Diário Económico stresses that Greece’s finance minister for his part said that although there are still core disagreements on those issues, all efforts are being made to a successful negotiation before the IMF payment deadline next week. However, no decision is to be expected at the telephone conference of the Eurogroup working group scheduled for Thursday, and no date has been set for a meeting of the euro zone finance ministers, as high-ranking representatives of the European Commission and the euro zone member states confirmed on Tuesday.
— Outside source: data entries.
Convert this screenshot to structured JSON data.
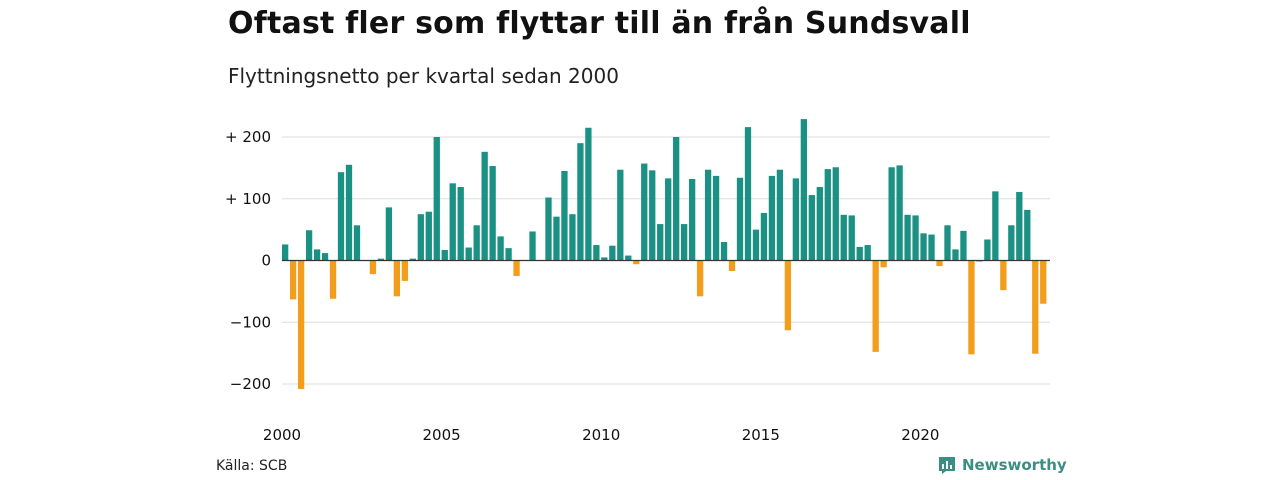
{
  "title": "Oftast fler som flyttar till än från Sundsvall",
  "subtitle": "Flyttningsnetto per kvartal sedan 2000",
  "source": "Källa: SCB",
  "brand": "Newsworthy",
  "colors": {
    "positive": "#1a9182",
    "negative": "#f29d1c",
    "grid": "#dddddd",
    "zero_line": "#333333",
    "brand": "#3a8e83"
  },
  "brand_icon": "newsworthy-chart-icon",
  "chart_data": {
    "type": "bar",
    "title": "Oftast fler som flyttar till än från Sundsvall",
    "subtitle": "Flyttningsnetto per kvartal sedan 2000",
    "xlabel": "",
    "ylabel": "",
    "ylim": [
      -220,
      235
    ],
    "grid": true,
    "y_ticks": [
      {
        "value": 200,
        "label": "+ 200"
      },
      {
        "value": 100,
        "label": "+ 100"
      },
      {
        "value": 0,
        "label": "0"
      },
      {
        "value": -100,
        "label": "−100"
      },
      {
        "value": -200,
        "label": "−200"
      }
    ],
    "x_ticks": [
      {
        "value": 2000,
        "label": "2000"
      },
      {
        "value": 2005,
        "label": "2005"
      },
      {
        "value": 2010,
        "label": "2010"
      },
      {
        "value": 2015,
        "label": "2015"
      },
      {
        "value": 2020,
        "label": "2020"
      }
    ],
    "start_year": 2000,
    "periods_per_year": 4,
    "values": [
      26,
      -63,
      -208,
      49,
      18,
      12,
      -62,
      143,
      155,
      57,
      0,
      -22,
      3,
      86,
      -58,
      -33,
      3,
      75,
      79,
      200,
      17,
      125,
      119,
      21,
      57,
      176,
      153,
      39,
      20,
      -25,
      0,
      47,
      0,
      102,
      71,
      145,
      75,
      190,
      215,
      25,
      5,
      24,
      147,
      8,
      -6,
      157,
      146,
      59,
      133,
      200,
      59,
      132,
      -58,
      147,
      137,
      30,
      -17,
      134,
      216,
      50,
      77,
      137,
      147,
      -113,
      133,
      229,
      106,
      119,
      148,
      151,
      74,
      73,
      22,
      25,
      -148,
      -11,
      151,
      154,
      74,
      73,
      44,
      42,
      -9,
      57,
      18,
      48,
      -152,
      -2,
      34,
      112,
      -48,
      57,
      111,
      82,
      -151,
      -70
    ]
  }
}
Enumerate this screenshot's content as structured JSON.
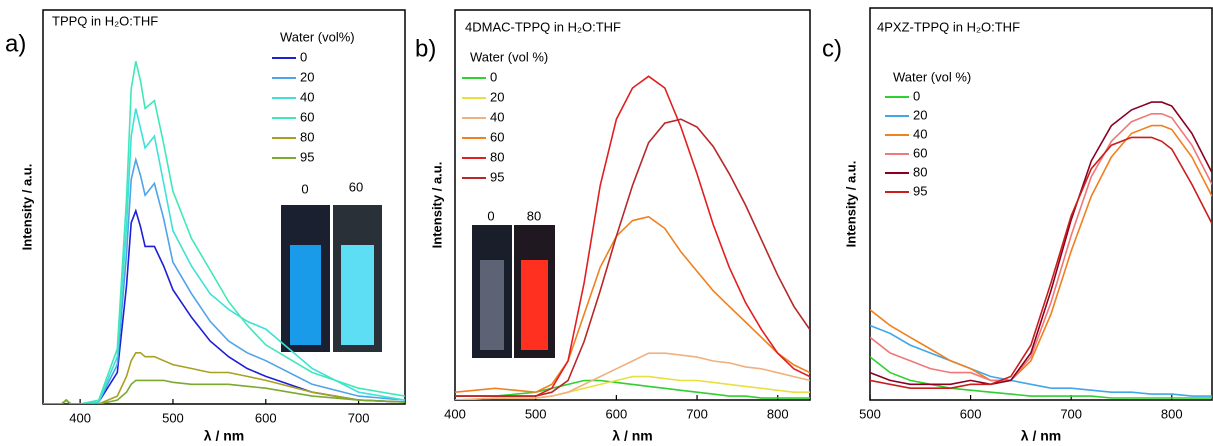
{
  "chart_data": [
    {
      "type": "line",
      "label": "a)",
      "title": "TPPQ in H₂O:THF",
      "x_label": "λ / nm",
      "y_label": "Intensity / a.u.",
      "legend_title": "Water (vol%)",
      "inset_labels": [
        "0",
        "60"
      ],
      "xlim": [
        360,
        750
      ],
      "xticks": [
        400,
        500,
        600,
        700
      ],
      "ylim": [
        0,
        100
      ],
      "x": [
        360,
        380,
        385,
        390,
        400,
        420,
        440,
        450,
        455,
        460,
        465,
        470,
        480,
        490,
        500,
        520,
        540,
        560,
        580,
        600,
        650,
        700,
        750
      ],
      "series": [
        {
          "name": "0",
          "color": "#1f1fd6",
          "values": [
            0,
            0,
            1,
            0,
            0,
            0.5,
            8,
            30,
            46,
            49,
            45,
            40,
            40,
            35,
            29,
            22,
            16,
            12,
            9,
            7,
            3,
            1,
            0.5
          ]
        },
        {
          "name": "20",
          "color": "#4fa3e8",
          "values": [
            0,
            0,
            1,
            0,
            0,
            0.5,
            10,
            38,
            57,
            62,
            58,
            53,
            56,
            47,
            36,
            28,
            21,
            16,
            13,
            11,
            5,
            2,
            1
          ]
        },
        {
          "name": "40",
          "color": "#3fe0d8",
          "values": [
            0,
            0,
            1,
            0,
            0,
            0.5,
            12,
            45,
            68,
            75,
            70,
            65,
            68,
            56,
            44,
            35,
            28,
            24,
            21,
            19,
            9,
            3,
            1
          ]
        },
        {
          "name": "60",
          "color": "#40e8b8",
          "values": [
            0,
            0,
            1,
            0,
            0,
            1,
            14,
            52,
            80,
            87,
            82,
            75,
            77,
            66,
            54,
            42,
            34,
            26,
            20,
            15,
            8,
            4,
            2
          ]
        },
        {
          "name": "80",
          "color": "#a8a020",
          "values": [
            0,
            0,
            1,
            0,
            0,
            0,
            2,
            7,
            11,
            13,
            13,
            12,
            12,
            11,
            10,
            9,
            8,
            8,
            7,
            6,
            3,
            1,
            0.5
          ]
        },
        {
          "name": "95",
          "color": "#7aaa30",
          "values": [
            0,
            0,
            1,
            0,
            0,
            0,
            1,
            3,
            5,
            6,
            6,
            6,
            6,
            6,
            5.5,
            5,
            5,
            5,
            4.5,
            4,
            2,
            1,
            0.5
          ]
        }
      ]
    },
    {
      "type": "line",
      "label": "b)",
      "title": "4DMAC-TPPQ in H₂O:THF",
      "x_label": "λ / nm",
      "y_label": "Intensity / a.u.",
      "legend_title": "Water (vol %)",
      "inset_labels": [
        "0",
        "80"
      ],
      "xlim": [
        400,
        840
      ],
      "xticks": [
        400,
        500,
        600,
        700,
        800
      ],
      "ylim": [
        0,
        100
      ],
      "x": [
        400,
        450,
        500,
        520,
        540,
        560,
        580,
        600,
        620,
        640,
        660,
        680,
        700,
        720,
        740,
        760,
        780,
        800,
        820,
        840
      ],
      "series": [
        {
          "name": "0",
          "color": "#30d030",
          "values": [
            1,
            1,
            2,
            3,
            4,
            5,
            5,
            4.5,
            4,
            3.5,
            3,
            2.5,
            2,
            1.5,
            1,
            1,
            0.5,
            0.5,
            0.5,
            0.5
          ]
        },
        {
          "name": "20",
          "color": "#e8e040",
          "values": [
            0,
            0.5,
            0.5,
            1,
            2,
            3,
            4,
            5,
            6,
            6,
            5.5,
            5,
            5,
            4.5,
            4,
            3.5,
            3,
            2.5,
            2,
            2
          ]
        },
        {
          "name": "40",
          "color": "#f0b080",
          "values": [
            0,
            0.5,
            0.5,
            1,
            2,
            4,
            6,
            8,
            10,
            12,
            12,
            11.5,
            11,
            10,
            9.5,
            8.5,
            8,
            7,
            6,
            5
          ]
        },
        {
          "name": "60",
          "color": "#f08020",
          "values": [
            2,
            3,
            2,
            4,
            10,
            22,
            34,
            42,
            46,
            47,
            44,
            38,
            33,
            28,
            24,
            20,
            16,
            12,
            9,
            7
          ]
        },
        {
          "name": "80",
          "color": "#e02020",
          "values": [
            1,
            1,
            1,
            3,
            10,
            30,
            55,
            72,
            80,
            83,
            80,
            70,
            58,
            45,
            34,
            25,
            18,
            12,
            8,
            6
          ]
        },
        {
          "name": "95",
          "color": "#b82828",
          "values": [
            1,
            1,
            1,
            2,
            5,
            15,
            28,
            42,
            55,
            66,
            71,
            72,
            70,
            65,
            58,
            50,
            41,
            32,
            24,
            18
          ]
        }
      ]
    },
    {
      "type": "line",
      "label": "c)",
      "title": "4PXZ-TPPQ in H₂O:THF",
      "x_label": "λ / nm",
      "y_label": "Intensity / a.u.",
      "legend_title": "Water (vol %)",
      "xlim": [
        500,
        840
      ],
      "xticks": [
        500,
        600,
        700,
        800
      ],
      "ylim": [
        0,
        100
      ],
      "x": [
        500,
        520,
        540,
        560,
        580,
        600,
        620,
        640,
        660,
        680,
        700,
        720,
        740,
        760,
        780,
        790,
        800,
        820,
        840
      ],
      "series": [
        {
          "name": "0",
          "color": "#30d030",
          "values": [
            11,
            7,
            5,
            4,
            3,
            2.5,
            2,
            1.5,
            1,
            1,
            1,
            1,
            0.5,
            0.5,
            0.5,
            0.5,
            0.5,
            0.5,
            0.5
          ]
        },
        {
          "name": "20",
          "color": "#40a8e8",
          "values": [
            19,
            17,
            14,
            12,
            10,
            8,
            6,
            5,
            4,
            3,
            3,
            2.5,
            2,
            2,
            1.5,
            1.5,
            1.5,
            1,
            1
          ]
        },
        {
          "name": "40",
          "color": "#f08020",
          "values": [
            23,
            19,
            16,
            13,
            10,
            8,
            5,
            5,
            10,
            22,
            38,
            52,
            62,
            68,
            70,
            70,
            69,
            62,
            52
          ]
        },
        {
          "name": "60",
          "color": "#f07878",
          "values": [
            16,
            12,
            10,
            8,
            7,
            7,
            5,
            5,
            11,
            25,
            42,
            57,
            66,
            71,
            73,
            73,
            72,
            65,
            55
          ]
        },
        {
          "name": "80",
          "color": "#8b0020",
          "values": [
            7,
            5,
            4,
            4,
            4,
            5,
            4,
            5,
            12,
            28,
            46,
            61,
            70,
            74,
            76,
            76,
            75,
            68,
            58
          ]
        },
        {
          "name": "95",
          "color": "#c81e1e",
          "values": [
            5,
            4,
            3,
            3,
            3,
            4,
            4,
            6,
            14,
            30,
            47,
            59,
            65,
            67,
            67,
            66,
            64,
            55,
            45
          ]
        }
      ]
    }
  ]
}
As sources from Brussels have communicated, the due date may thus be postponed to the end of June. “There is a possibility that the instalments, owed to the IMF by Greece, are merged and paid in one piece,” a high representative of the euro area stated.

El País reports that in a change of course to speed up a deal with the country’s creditors, Greek Prime Minister Alexis Tsipras on Tuesday convened an emergency meeting of his bailout negotiation team to urge officials to wrap up all pending matters. Eleftheros Typos as well as MTV 3’s EU correspondent Helena Petäistö however highlight that the contradictory statements of the Greek Ministers within the weekend as regards the payment of the tranche to the IMF – the Interior Minister stated that Greece will not pay, but rather use the money for pension payments and salaries, while Finance Minister Varoufakis stressed that Greece will make the payment in accordance with the agreements – have caused dissatisfaction in Brussels and in the European capitals, who consider that these actions do not help the negotiations and deteriorate the state of the Greek economy.

ESM Managing Director Klaus Regling and Ecofin Commissioner Pierre Moscovici stressed the need to speed up the negotiations. In the meantime, debates over a possible Grexit are still going on, mostly in the British press.